Le rapporteur spécial des Nations Unies sur la situation des droits humains en Afghanistan, Richard Bennett, affirme que son bureau a confirmé plusieurs cas de violences sexuelles attribués à des responsables talibans, principalement dans des centres de détention.
Lors d’un entretien accordé jeudi à Afghanistan International, Bennett a déclaré que les informations présentées dans le récent rapport du secrétaire général des Nations Unies ne reflétaient qu’une partie de la situation réelle et que l’ampleur effective des violences sexuelles pourrait être bien plus importante que les cas officiellement documentés.
Selon lui, de nombreuses victimes ne signalent jamais les abus qu’elles ont subis en raison de la peur de la stigmatisation sociale, des menaces à leur sécurité, des représailles ou des conséquences personnelles liées à la divulgation de tels faits.
« Ce qui apparaît dans les rapports n’est qu’une partie de la réalité. Le nombre réel de victimes est probablement beaucoup plus élevé que les chiffres disponibles », a déclaré Bennett.
Le rapporteur spécial a précisé que les victimes identifiées comprenaient des femmes, des filles, mais aussi des hommes et des garçons.
Auparavant, le Conseil de sécurité des Nations Unies avait indiqué dans un rapport que la Mission d’assistance des Nations Unies en Afghanistan (MANUA) avait documenté en 2025 au moins 21 cas de violences sexuelles, dont des viols collectifs visant quinze femmes et six filles.
Selon ce rapport, plusieurs femmes arrêtées pour leur participation à des mouvements de protestation auraient également été confrontées à des actes de torture, à des mauvais traitements et à des violences sexuelles pendant leur détention.
Richard Bennett affirme par ailleurs que, dans certains cas, des responsables talibans auraient empêché des victimes de communiquer avec des enquêteurs spécialisés dans les droits humains ou de fournir des informations sur ce qui se passait dans les centres de détention.
Il a également reconnu que les enquêtes restaient confrontées à d’importantes contraintes. Le manque de ressources humaines et financières limite, selon lui, la capacité de son bureau à examiner l’ensemble des cas potentiels. Malgré ces difficultés, il assure que les efforts de documentation se poursuivent.
Les Taliban rejettent de leur côté l’ensemble de ces accusations.
Le porte-parole du mouvement, Zabihullah Mujahid, a précédemment déclaré à Afghanistan International que les informations faisant état de torture ou de mauvais traitements dans les prisons talibanes étaient fausses et que toute forme d’abus contre les détenus était interdite selon les règles appliquées par les autorités.

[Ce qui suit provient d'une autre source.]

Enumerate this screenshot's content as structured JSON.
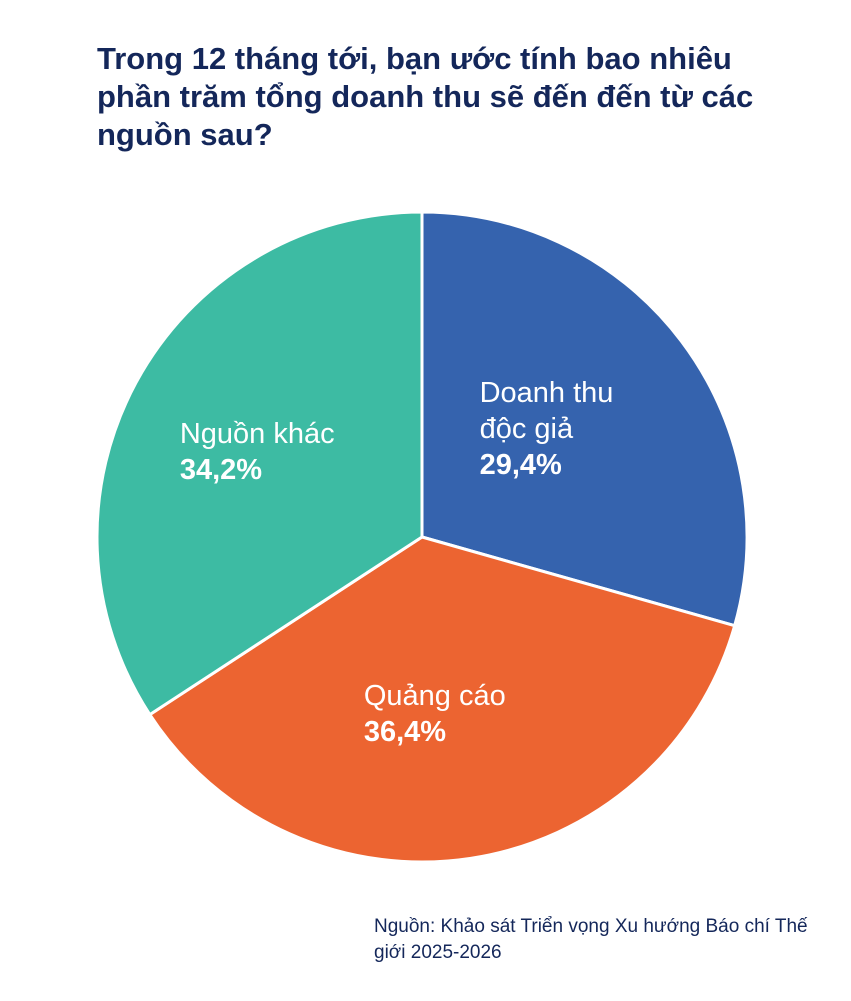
{
  "chart_data": {
    "type": "pie",
    "title": "Trong 12 tháng tới, bạn ước tính bao nhiêu phần trăm tổng doanh thu sẽ đến đến từ các nguồn sau?",
    "categories": [
      "Doanh thu độc giả",
      "Quảng cáo",
      "Nguồn khác"
    ],
    "values": [
      29.4,
      36.4,
      34.2
    ],
    "value_labels": [
      "29,4%",
      "36,4%",
      "34,2%"
    ],
    "colors": [
      "#3563ae",
      "#ec6431",
      "#3dbba3"
    ],
    "source": "Nguồn: Khảo sát Triển vọng Xu hướng Báo chí Thế giới 2025-2026"
  }
}
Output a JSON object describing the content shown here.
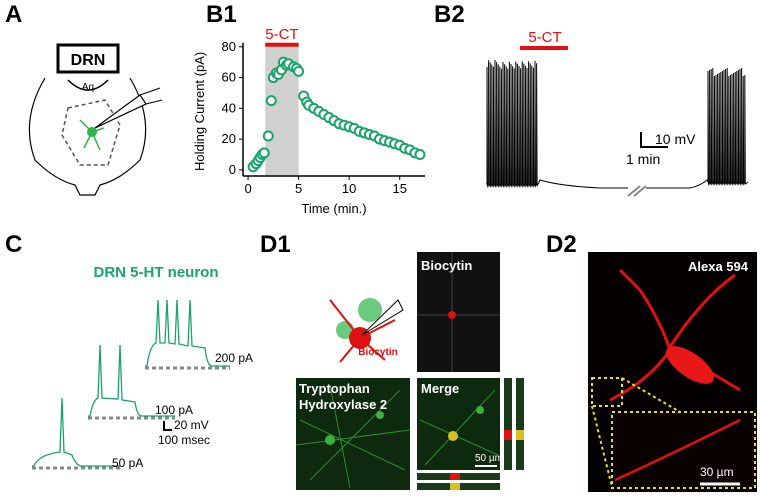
{
  "panels": {
    "A": {
      "label": "A",
      "box": "DRN",
      "aq": "Aq"
    },
    "B1": {
      "label": "B1"
    },
    "B2": {
      "label": "B2",
      "drug": "5-CT",
      "scale_v": "10 mV",
      "scale_t": "1 min"
    },
    "C": {
      "label": "C",
      "title": "DRN 5-HT neuron",
      "steps": [
        "200 pA",
        "100 pA",
        "50 pA"
      ],
      "scale_v": "20 mV",
      "scale_t": "100 msec"
    },
    "D1": {
      "label": "D1",
      "schematic_label": "Biocytin",
      "image1": "Biocytin",
      "image2": [
        "Tryptophan",
        "Hydroxylase 2"
      ],
      "image3": "Merge",
      "scale": "50 µm"
    },
    "D2": {
      "label": "D2",
      "image": "Alexa 594",
      "scale": "30 µm"
    }
  },
  "chart_data": {
    "type": "scatter",
    "annotation": "5-CT",
    "shaded_x": [
      1.7,
      5
    ],
    "xlabel": "Time (min.)",
    "ylabel": "Holding Current (pA)",
    "x": [
      0.5,
      0.8,
      1,
      1.2,
      1.4,
      1.6,
      2,
      2.3,
      2.5,
      2.8,
      3,
      3.3,
      3.5,
      3.8,
      4,
      4.5,
      4.8,
      5,
      5.5,
      5.8,
      6,
      6.5,
      7,
      7.5,
      8,
      8.5,
      9,
      9.5,
      10,
      10.5,
      11,
      11.5,
      12,
      12.5,
      13,
      13.5,
      14,
      14.5,
      15,
      15.5,
      16,
      16.5,
      17
    ],
    "values": [
      2,
      4,
      6,
      8,
      10,
      11,
      22,
      45,
      60,
      63,
      62,
      65,
      70,
      68,
      69,
      67,
      66,
      64,
      48,
      44,
      42,
      40,
      38,
      36,
      34,
      32,
      30,
      29,
      28,
      27,
      25,
      24,
      23,
      22,
      20,
      19,
      18,
      17,
      16,
      14,
      13,
      11,
      10
    ],
    "color": "#1aa36b",
    "annotation_color": "#e01010",
    "xlim": [
      -0.5,
      17.5
    ],
    "ylim": [
      -4,
      80
    ],
    "xticks": [
      0,
      5,
      10,
      15
    ],
    "yticks": [
      0,
      20,
      40,
      60,
      80
    ]
  }
}
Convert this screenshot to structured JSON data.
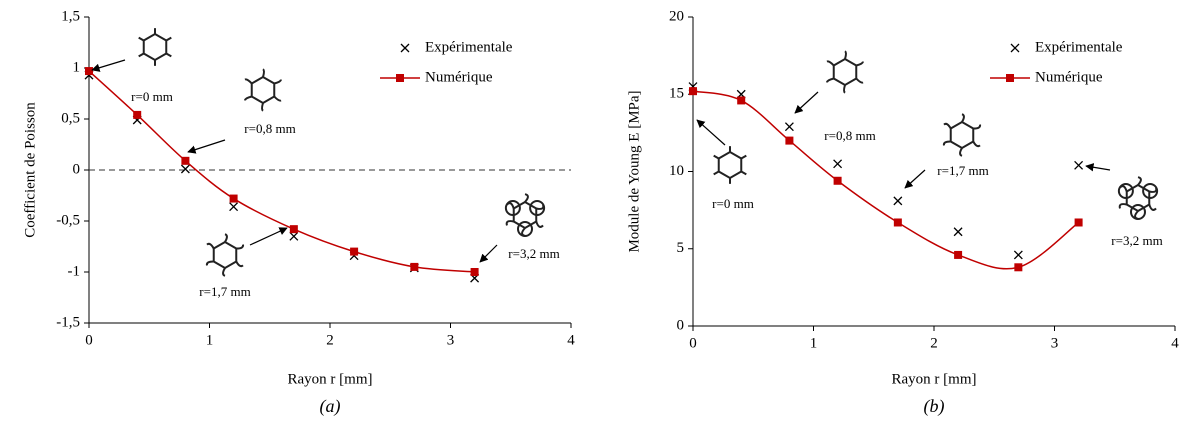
{
  "chart_data": [
    {
      "type": "line",
      "x_label": "Rayon r [mm]",
      "y_label": "Coefficient de Poisson",
      "caption": "(a)",
      "x": [
        0,
        0.4,
        0.8,
        1.2,
        1.7,
        2.2,
        2.7,
        3.2
      ],
      "series": [
        {
          "name": "Expérimentale",
          "color": "#000000",
          "marker": "x",
          "values": [
            0.93,
            0.49,
            0.01,
            -0.36,
            -0.65,
            -0.84,
            -0.96,
            -1.06
          ]
        },
        {
          "name": "Numérique",
          "color": "#c00000",
          "marker": "square",
          "smooth": true,
          "values": [
            0.97,
            0.54,
            0.09,
            -0.28,
            -0.58,
            -0.8,
            -0.95,
            -1.0
          ]
        }
      ],
      "xlim": [
        0,
        4
      ],
      "xticks": [
        0,
        1,
        2,
        3,
        4
      ],
      "ylim": [
        -1.5,
        1.5
      ],
      "yticks": [
        {
          "value": 1.5,
          "label": "1,5"
        },
        1,
        {
          "value": 0.5,
          "label": "0,5"
        },
        0,
        {
          "value": -0.5,
          "label": "-0,5"
        },
        -1,
        {
          "value": -1.5,
          "label": "-1,5"
        }
      ],
      "reference_line_y": 0,
      "annotations": [
        "r=0 mm",
        "r=0,8 mm",
        "r=1,7 mm",
        "r=3,2 mm"
      ]
    },
    {
      "type": "line",
      "x_label": "Rayon r [mm]",
      "y_label": "Module de Young E [MPa]",
      "caption": "(b)",
      "x": [
        0,
        0.4,
        0.8,
        1.2,
        1.7,
        2.2,
        2.7,
        3.2
      ],
      "series": [
        {
          "name": "Expérimentale",
          "color": "#000000",
          "marker": "x",
          "values": [
            15.5,
            15.0,
            12.9,
            10.5,
            8.1,
            6.1,
            4.6,
            10.4
          ]
        },
        {
          "name": "Numérique",
          "color": "#c00000",
          "marker": "square",
          "smooth": true,
          "values": [
            15.2,
            14.6,
            12.0,
            9.4,
            6.7,
            4.6,
            3.8,
            6.7
          ]
        }
      ],
      "xlim": [
        0,
        4
      ],
      "xticks": [
        0,
        1,
        2,
        3,
        4
      ],
      "ylim": [
        0,
        20
      ],
      "yticks": [
        0,
        5,
        10,
        15,
        20
      ],
      "annotations": [
        "r=0 mm",
        "r=0,8 mm",
        "r=1,7 mm",
        "r=3,2 mm"
      ]
    }
  ]
}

Cependant, plusieurs anciens détenus et militants des droits des femmes ont livré des témoignages différents.
Parmi eux figure Zarifa Yaqoubi, militante afghane des droits des femmes et ancienne prisonnière des Taliban. Elle affirme avoir été soumise, avec d’autres détenues, à diverses formes de torture et à des interrogatoires forcés dans des centres de détention relevant des services de renseignement talibans. Selon elle, les conséquences psychologiques de cette expérience restent encore présentes aujourd’hui.
Les déclarations de Richard Bennett interviennent alors que les Nations Unies et de nombreuses organisations de défense des droits humains ont, ces dernières années, exprimé à plusieurs reprises leurs inquiétudes concernant la situation des droits fondamentaux en Afghanistan, notamment les restrictions imposées aux femmes, les arrestations arbitraires, les limitations des libertés civiles et les conditions de détention.
Bennett insiste également sur le fait que les violences sexuelles ne doivent pas être examinées uniquement sous l’angle des femmes et des filles. Les hommes et les enfants victimes de tels abus ont eux aussi besoin de protection, d’assistance et d’accès à la justice.
Au-delà du débat sur les responsabilités, cette question demeure l’un des dossiers les plus sensibles concernant les droits humains en Afghanistan. L’écart entre les accusations documentées par les mécanismes internationaux et les démentis des autorités talibanes continue d’alimenter les préoccupations de la communauté internationale quant à la situation des détenus et à la protection des victimes dans le pays.